Title: New books recall the accordion days of Cleveland Czechs and Slovaks
Author: Robert L. Smith
Pubisher: The Plain Dealer
John Sabol's publisher suggested he try to capture Cleveland's Czech and Slovak communities in a single book, but the Seven Hills historian knew better.
The two peoples came in separate waves and didn't do much mixing once they got here. Czechs and Slovaks built their own churches, ethnic halls and traditions, despite the unity portrayed by the former Czechoslovakia.
"They did not give up on that identity," said Sabol, a former reporter and editor for the Cleveland Press. "Cleveland was not so much a melting pot but an area of interesting enclaves."

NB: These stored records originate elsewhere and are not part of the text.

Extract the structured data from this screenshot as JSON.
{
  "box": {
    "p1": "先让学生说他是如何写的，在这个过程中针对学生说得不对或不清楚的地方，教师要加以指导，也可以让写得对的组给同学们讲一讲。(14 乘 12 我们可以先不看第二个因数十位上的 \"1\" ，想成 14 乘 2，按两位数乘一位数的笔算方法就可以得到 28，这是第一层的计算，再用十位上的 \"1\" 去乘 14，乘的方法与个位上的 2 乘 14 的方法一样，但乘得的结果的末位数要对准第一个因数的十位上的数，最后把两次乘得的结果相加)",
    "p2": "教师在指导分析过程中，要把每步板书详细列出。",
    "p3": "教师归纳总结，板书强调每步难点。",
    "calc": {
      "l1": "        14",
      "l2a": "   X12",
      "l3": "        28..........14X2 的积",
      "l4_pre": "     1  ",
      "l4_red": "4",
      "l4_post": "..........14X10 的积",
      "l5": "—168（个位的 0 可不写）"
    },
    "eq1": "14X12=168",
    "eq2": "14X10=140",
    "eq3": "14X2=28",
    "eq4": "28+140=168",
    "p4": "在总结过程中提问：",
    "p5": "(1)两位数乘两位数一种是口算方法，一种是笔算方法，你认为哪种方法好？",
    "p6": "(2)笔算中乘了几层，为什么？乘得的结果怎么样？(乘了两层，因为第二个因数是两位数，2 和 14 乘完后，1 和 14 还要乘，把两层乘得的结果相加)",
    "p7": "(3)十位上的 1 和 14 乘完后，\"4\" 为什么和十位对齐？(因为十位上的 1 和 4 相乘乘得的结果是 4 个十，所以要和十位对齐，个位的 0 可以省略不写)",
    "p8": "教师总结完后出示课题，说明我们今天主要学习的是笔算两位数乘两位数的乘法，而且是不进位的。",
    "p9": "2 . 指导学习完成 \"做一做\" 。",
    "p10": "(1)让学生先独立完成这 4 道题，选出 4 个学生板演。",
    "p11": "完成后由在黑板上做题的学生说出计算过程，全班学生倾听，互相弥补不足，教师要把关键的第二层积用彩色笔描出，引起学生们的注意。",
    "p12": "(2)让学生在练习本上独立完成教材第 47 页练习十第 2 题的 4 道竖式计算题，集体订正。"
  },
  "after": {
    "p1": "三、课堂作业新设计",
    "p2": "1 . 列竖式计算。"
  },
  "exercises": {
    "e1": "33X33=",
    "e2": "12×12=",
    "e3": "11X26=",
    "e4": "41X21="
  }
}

Arcadia Publishing conceded and Sabol worked with Ithaca, N.Y. writer Lisa Alzo to complete two books, "Cleveland Czechs" and "Cleveland Slovaks," for its Image of America series.
The slim volumes of black and white photographs recount a time when "there was no lack of places providing good accordion lessons" along Broadway Avenue. But the books also point out a lasting legacy.
From the Czech community came Mayor Ralph Perk, Our Lady of Lourdes Church and the landmark Bohemian National Hall. From the Slovak community emerged Paul Newman, Benedictine High School and St. Andrew Abbey.
"The people are still strong," said Sabol. "If you go to a Slovak event, they have good turnouts. I went to the Czech Christmas fair at the Bohemian National Hall. It was jammed."
Both books are available at local booksellers or through www.arcadiapublishing.com.